Courtesy of Blair Kooistra.
Blair says:
"I had shortlines on my mind when I took off for Eastern Washington a
week ago--there are enough of them to keep one busy for a month, at
least. But time was limited and near the top of the list was Nick
Temple's Columbia Basin Railroad, operating former BN (Northern Pacific)
and Milwaukee Road lines out of the Warden area, connected to the
outside world via a BNSF connection at Connell.
Connell lies in the bottom of a coulee, or canyon, and northbound BNSF mainline trains have a tough .8% go of it on a series of several climbs ultimately to just outside of Cheney before the drop into Spokane.
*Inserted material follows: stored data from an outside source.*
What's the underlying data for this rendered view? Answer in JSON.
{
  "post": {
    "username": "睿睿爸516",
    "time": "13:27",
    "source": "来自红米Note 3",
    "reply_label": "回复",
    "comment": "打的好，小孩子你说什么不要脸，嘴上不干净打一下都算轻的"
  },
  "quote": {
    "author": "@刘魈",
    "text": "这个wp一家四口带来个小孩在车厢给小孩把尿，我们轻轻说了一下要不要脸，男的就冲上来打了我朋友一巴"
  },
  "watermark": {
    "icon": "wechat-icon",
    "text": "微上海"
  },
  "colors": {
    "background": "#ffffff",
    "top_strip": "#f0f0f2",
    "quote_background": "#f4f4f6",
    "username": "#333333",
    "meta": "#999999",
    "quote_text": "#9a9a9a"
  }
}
"Columbia Basin has its own mountain to surmount--a little bit steeper,
and certainly much shorter, but given the railroad's fleet of SD9 and
GP7 and 9 locomotives on trains approaching 10,000 tons off the
BNSF--well, it's a spectacle that should be plastered all over the rail
magazines that people allegedly still read. Simply put: there's no place
in North America where so many old EMD's gang up to hoist tonnage up a
steep grade.
So Columbia Basin was near the top of the list--and it
didn't disappoint. Monday trains are supposedly the heaviest, and the
railroad MU'ed five SD9s and one ex-ATSF GP7 to bring a 96 car train
back from the BNSF.
"The climb out of Connell is a ten-mile grade of a ruling 1.0%; included are several 7 and 8 degree curves, including one horseshoe. Much of the railroad climbing the hill out of Connell is not readily visible without driving along farmer's fields or a good hike; I put my drone up in the air to record this view of the northbound train moving through one S-curve and heading into the horseshoe curve. Pity I didn't make a recording. At 12 miles per hour, the show lasted a good 15 minutes and was a wonderful memory of days of early-generation EMD's up against it."
2 comments:
I really would like to have heard that.
I've caught this job a few times on a Monday. Well worth the visit.